Ahead of the Opening of Sydney Modern; ‘We won’t be knocking this one down'
Prior to Sydney Modern's debut in December, major construction work has been completed, and artworks are being installed. Sydney Modern is the city's glitzy new venue for contemporary art.
As he witnessed the symbolic transfer of the $344 million Sydney Modern project from construction tycoon Richard Crookes to the Art Gallery of NSW, NSW Premier Dominic Perrottet joked, "We will not be knocking this one down," referring to the reconstructed Allianz Stadium.
“For far too long, projects like this have been seen to be vanity projects; they are not,” he said.
The landscaping, exterior work, and interior fit-out of the Art Gallery of NSW expansion have all been finished after ten years of planning and three years of construction.
590 builders and artisans completed the job by December 3 mostly on schedule and within the allotted budget, despite lockdowns and unusually heavy rains.
The building's cascading design may be seen on the first tour within Sydney Modern. A 250-meter rammed earth wall that spans two levels and a lofty backdrop of glass surround three significant art pavilions.
A total of 64,000 limestone bricks were carved by stonemasons and used to clad each of the pavilions.

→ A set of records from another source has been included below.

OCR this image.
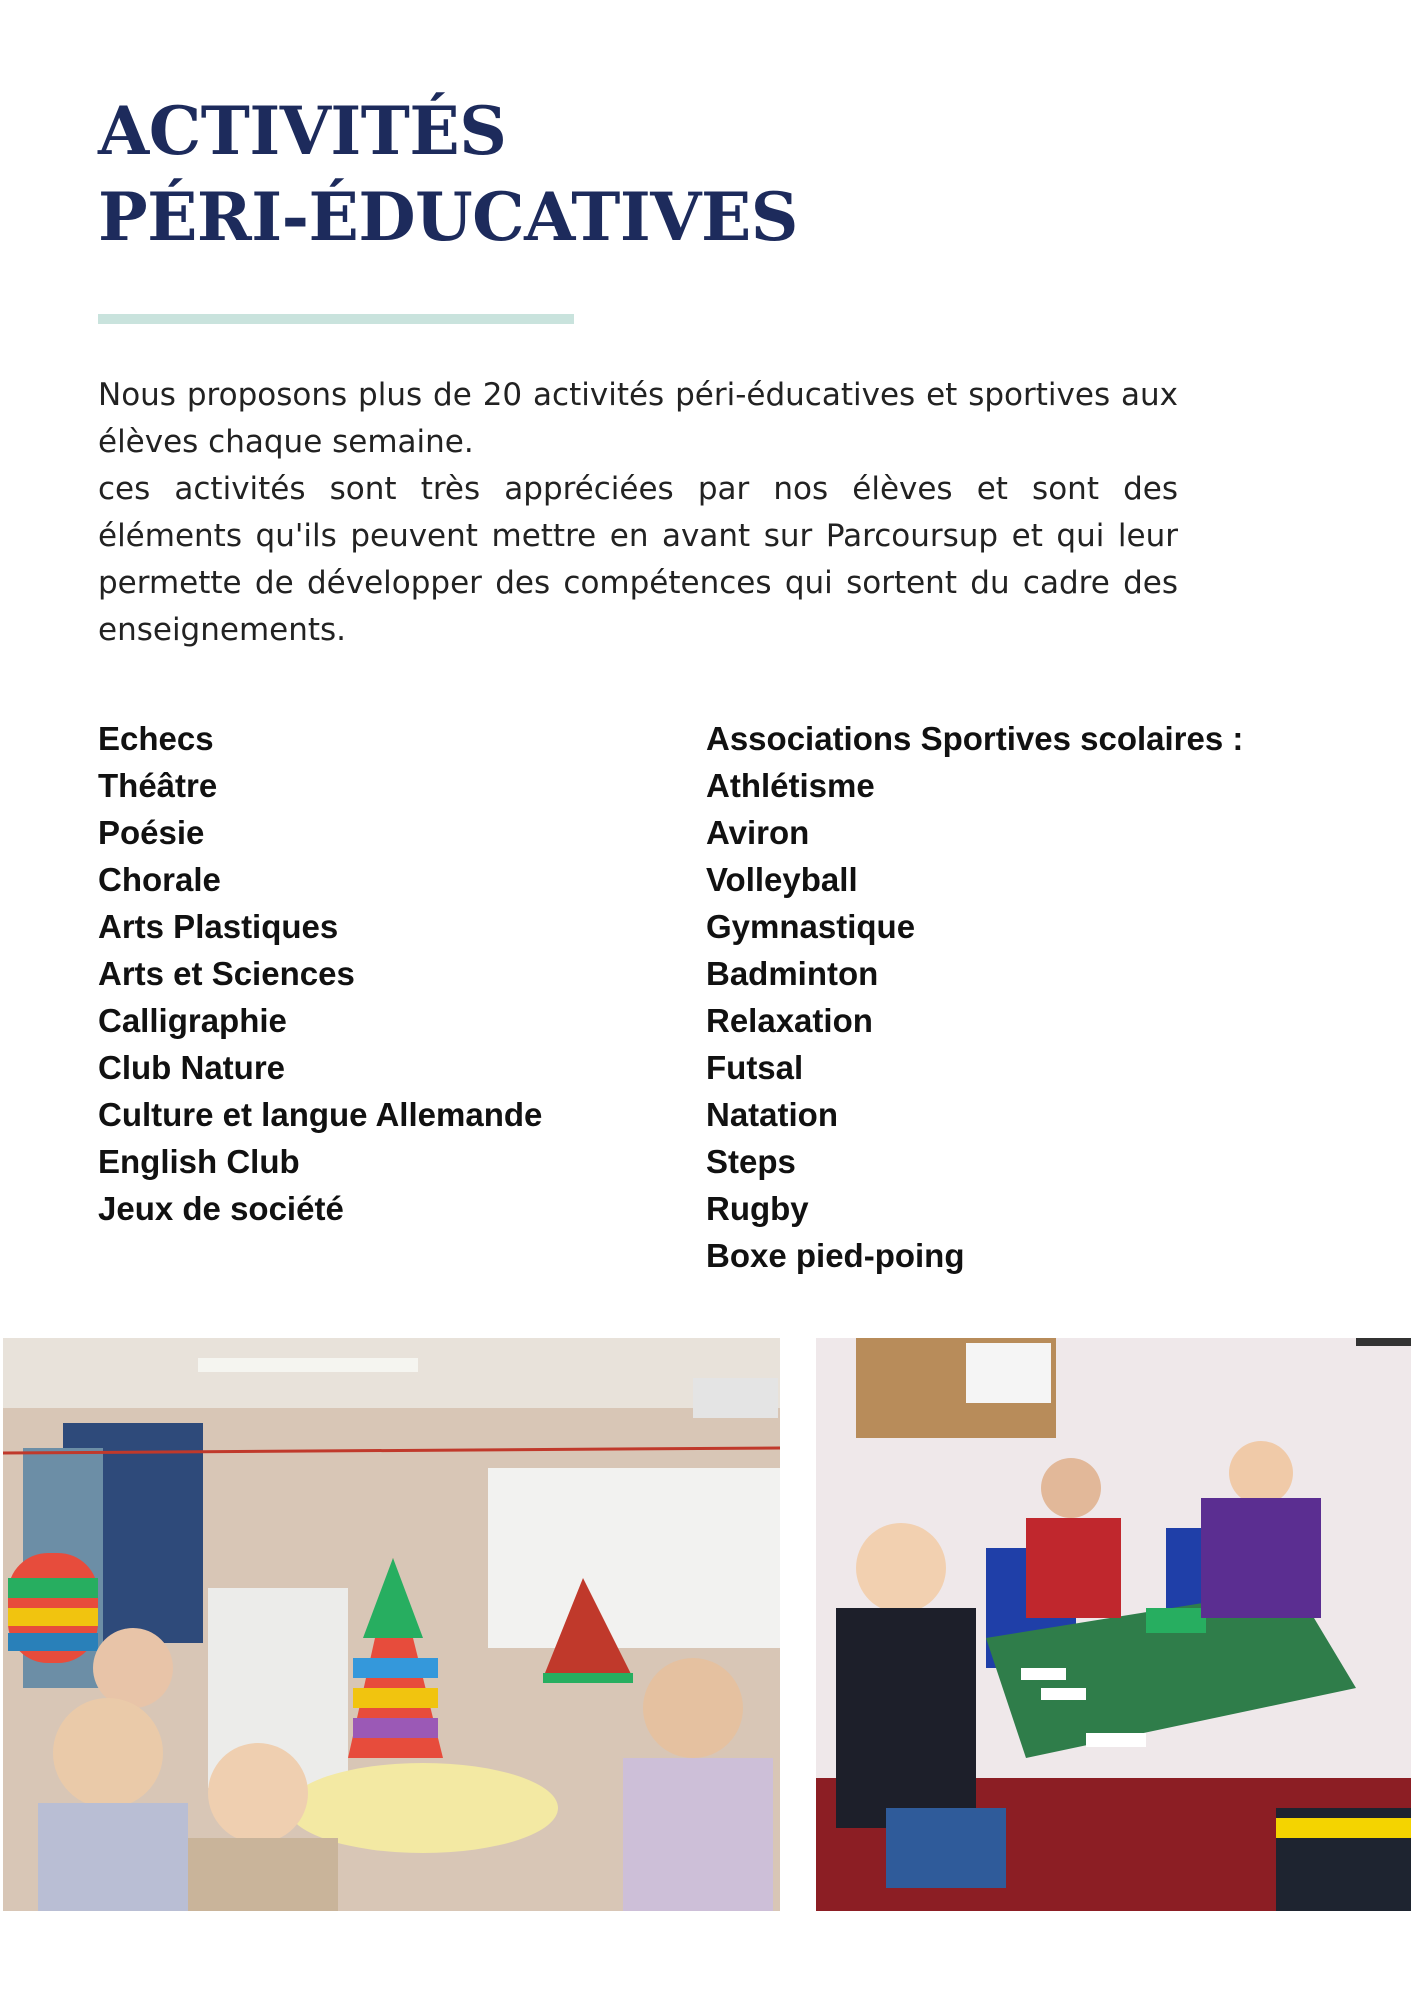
ACTIVITÉS
PÉRI-ÉDUCATIVES

Nous proposons plus de 20 activités péri-éducatives et sportives aux élèves chaque semaine.

ces activités sont très appréciées par nos élèves et sont des éléments qu'ils peuvent mettre en avant sur Parcoursup et qui leur permette de développer des compétences qui sortent du cadre des enseignements.

Echecs
Théâtre
Poésie
Chorale
Arts Plastiques
Arts et Sciences
Calligraphie
Club Nature
Culture et langue Allemande
English Club
Jeux de société
Associations Sportives scolaires :
Athlétisme
Aviron
Volleyball
Gymnastique
Badminton
Relaxation
Futsal
Natation
Steps
Rugby
Boxe pied-poing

Sydney Modern was built for $344 million, making it one of the state's greatest cultural investments since the Sydney Opera House.
The NSW Government provided $244 million in funding for the extension, while the Art Gallery raised an additional $109 million from private and corporate donations.
It's a collaboration that was created by "art and beauty on the one hand and practicality on the other," according to David Gonski, president of the Art Gallery of NSW.
The new standalone structure, built by worldwide Pritzker Prize-winning architects SANAA, is situated to the north of the original gallery's sandstone structure and offers expansive views of Woolloomooloo, the harbor, and the city skyline.
The Welcome Plaza's fritted glass canopy is located outside and is seven meters above the ground. Michael Brand, director of the Art Gallery of New South Wales, said that a shop made of transparent surfboard resin will start to be placed adjacent the following week.
First encountered by visitors upon admission is the Yiribana gallery, which showcases works of art by Aboriginal and Torres Strait Islander artists.
According to Arts Minister Ben Franklin, Yiribana Gallery has relocated from the original Walter Vernon-designed building's basement level to Sydney Modern's entry level to highlight the importance of Indigenous art in the building's future programs.
On the lower level, the large major exhibition gallery will take touring blockbuster exhibitions of a size, Brand said, the gallery had, until now, not been able to accept.
Premier Perrottet said art was a mirror on society.
The Premier said that Sydney Modern was an example of social good in action when asked why Parramatta still lacked a government-supported art gallery while the state invested four times as much money to restore the $874 million Sydney Football Stadium.
According to him, Western Sydney benefited from "a combination of everything," including health care, transportation, and education.